Unless you are a sole trader operating on a cash basis, generally income is assessable when an invoice is issued. This means you might want to hold off invoicing clients until July so that it is taxable in the next financial year.
It’s important to review your list of assets as small businesses can claim a deduction for the remaining value of any asset which is no longer used.
If your business carries stock (for example if you are a retail business), then a stocktake is generally required to be done before year-end. During your stocktake, identify unsaleable and damaged stock as, if disposed or gifted to charities, these are able to be written-off and claimed as a tax deduction.
Small businesses can claim a deduction for the entire purchase price (up to $1,000), rather than having the deduction spread over several years. So purchasing new equipment now means you can get a tax deduction this financial year.

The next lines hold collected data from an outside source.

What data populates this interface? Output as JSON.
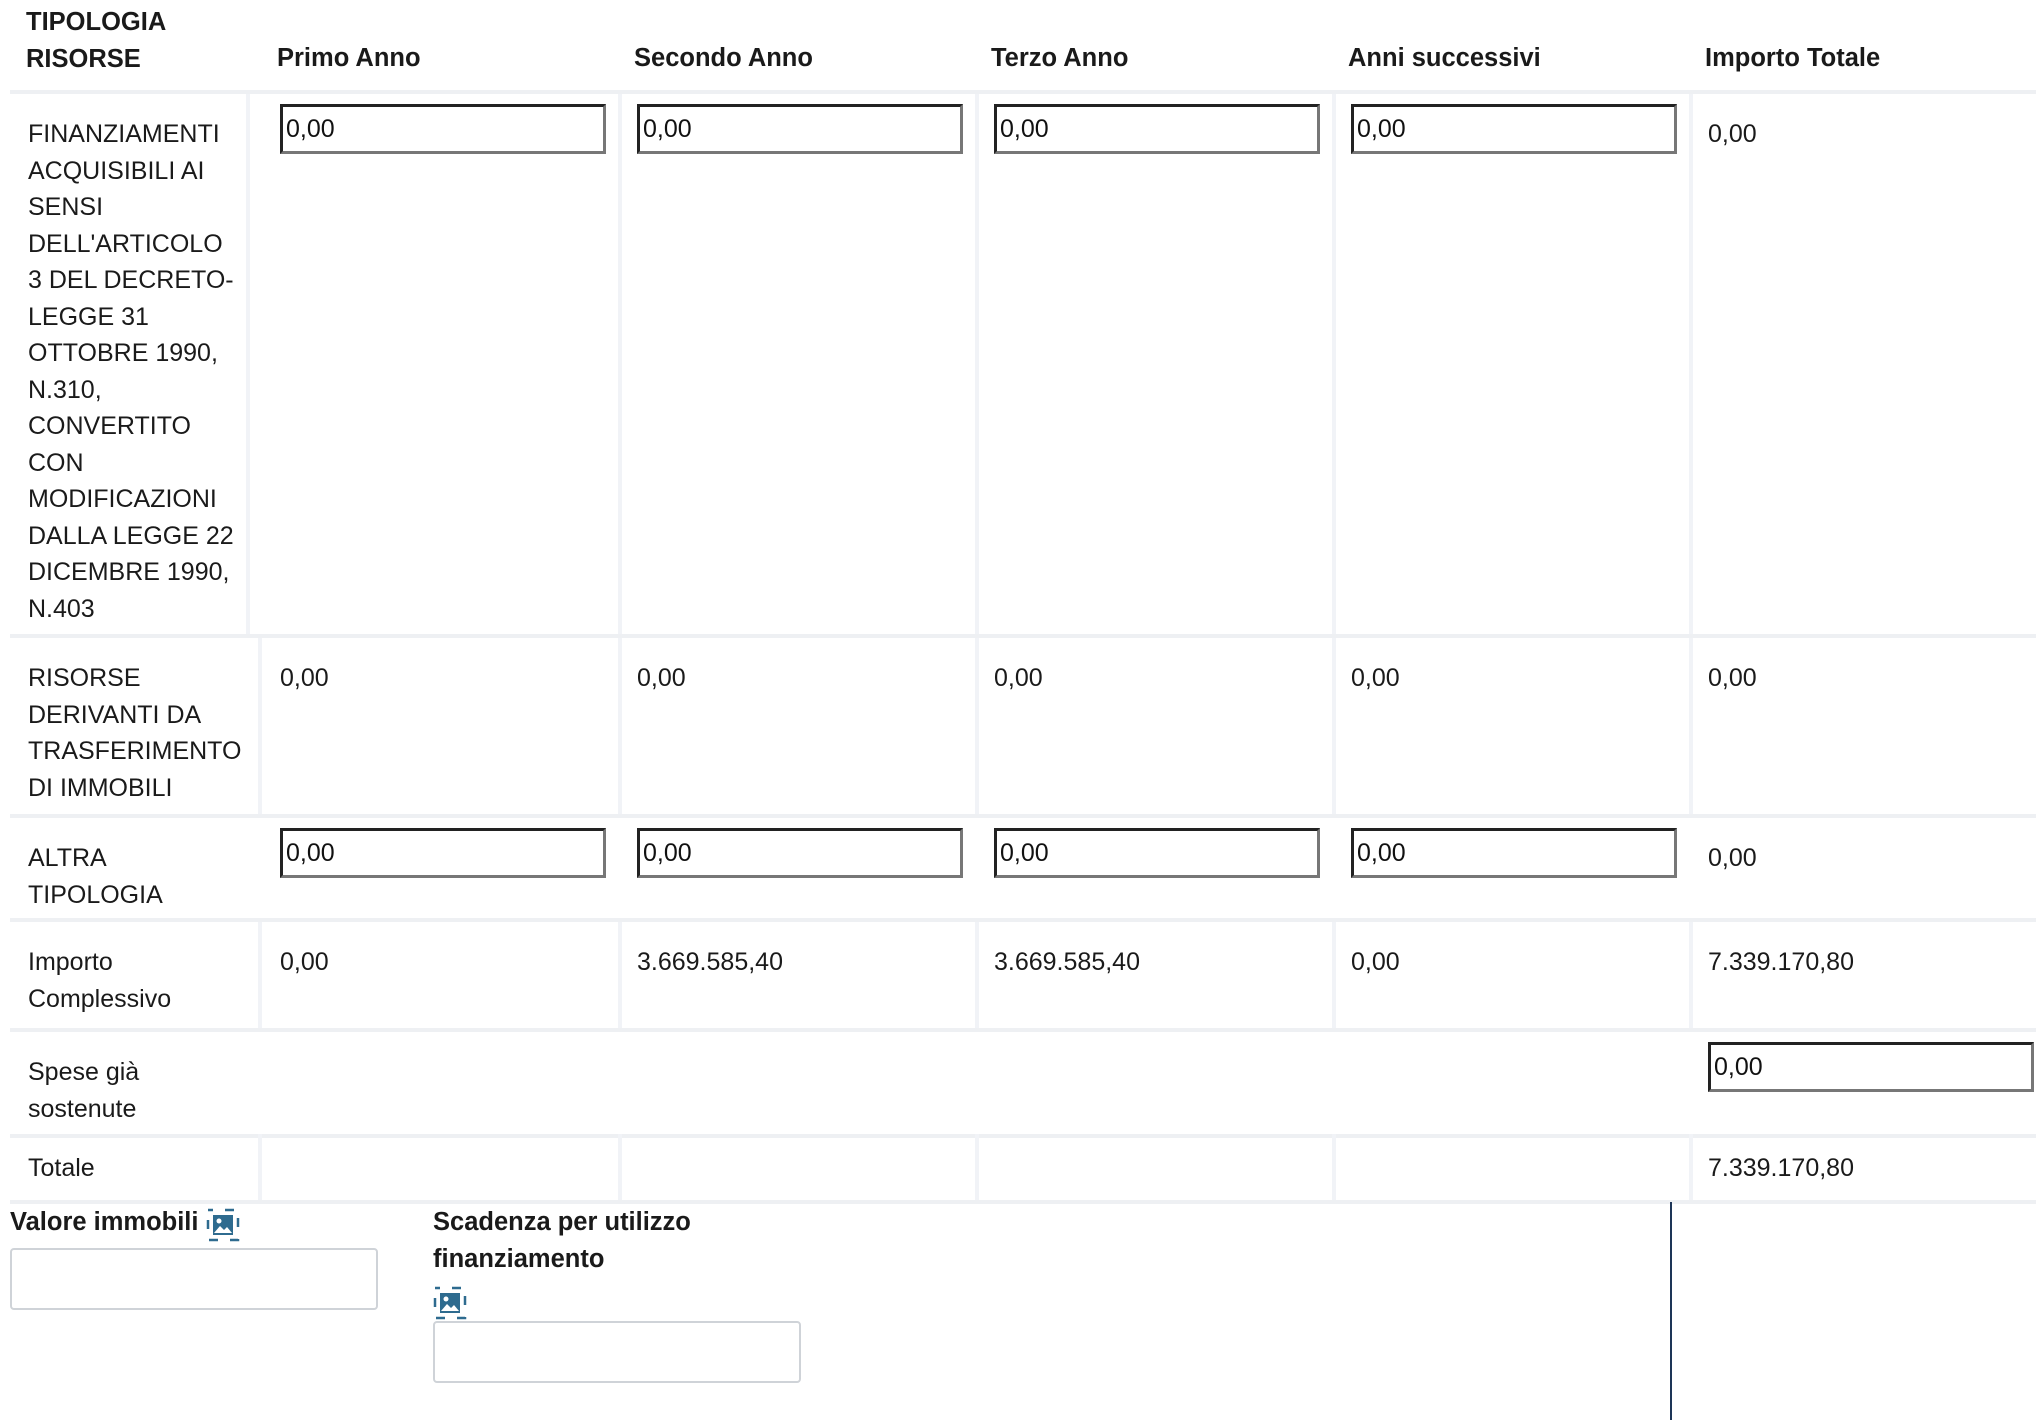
{
  "table": {
    "headers": [
      "TIPOLOGIA RISORSE",
      "Primo Anno",
      "Secondo Anno",
      "Terzo Anno",
      "Anni successivi",
      "Importo Totale"
    ],
    "rows": [
      {
        "label": "FINANZIAMENTI ACQUISIBILI AI SENSI DELL'ARTICOLO 3 DEL DECRETO-LEGGE 31 OTTOBRE 1990, N.310, CONVERTITO CON MODIFICAZIONI DALLA LEGGE 22 DICEMBRE 1990, N.403",
        "values": [
          "0,00",
          "0,00",
          "0,00",
          "0,00"
        ],
        "total": "0,00"
      },
      {
        "label": "RISORSE DERIVANTI DA TRASFERIMENTO DI IMMOBILI",
        "values": [
          "0,00",
          "0,00",
          "0,00",
          "0,00"
        ],
        "total": "0,00"
      },
      {
        "label": "ALTRA TIPOLOGIA",
        "values": [
          "0,00",
          "0,00",
          "0,00",
          "0,00"
        ],
        "total": "0,00"
      },
      {
        "label": "Importo Complessivo",
        "values": [
          "0,00",
          "3.669.585,40",
          "3.669.585,40",
          "0,00"
        ],
        "total": "7.339.170,80"
      },
      {
        "label": "Spese già sostenute",
        "total": "0,00"
      },
      {
        "label": "Totale",
        "total": "7.339.170,80"
      }
    ]
  },
  "fields": {
    "valore_immobili_label": "Valore immobili",
    "valore_immobili_value": "",
    "scadenza_label": "Scadenza per utilizzo finanziamento",
    "scadenza_value": ""
  },
  "icons": {
    "info_icon": "image-icon"
  },
  "colors": {
    "icon_blue": "#2e6b8f",
    "divider": "#1d3557"
  }
}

However, please note that the legislation confirming this new threshold of $1,000 has not yet been passed by Parliament. Although the ATO confirmed the change from $6,500 to $1,000 threshold prior to 31 December 2013, it will depend on the composition of the new Senate from July.
If you are paying yourself or your staff a bonus you need to think about whether you pay it in this Financial Year (this month) or early next year. Paying the bonus this month, will mean you can claim a tax deduction for the payment this financial year.
If your small business is a company, you need to consider if the company will be paying a dividend this financial year or next. Declaring a dividend next month means you have an additional year to pay the tax on it. You can read more on taking money out of your company here.
Generally if the director or shareholder owes the company money and there is no agreement in place, the loan must be repaid by the lodgement date of the Income Tax Return for that year. Ignoring these issues could result in an unfranked dividend paid to the shareholder (which means you will effectively be taxed twice, both in the company and in the shareholder’s tax return). Make sure you get your tax planning around this right so you’re not caught out!
If your small business is trading through a trust, the trustee will need to determine which beneficiaries are receiving a distribution and what proportion of the income before year end and prepare a minute resolving this.
If you pay your staff super contributions after 30 June (even though payments are not due until 28 July), then you will not be able to get the tax deduction until next financial year. You can only claim a deduction for superannuation when the payment is received by the superannuation fund, so get in early with these payments to ensure you receive the tax deduction this financial year.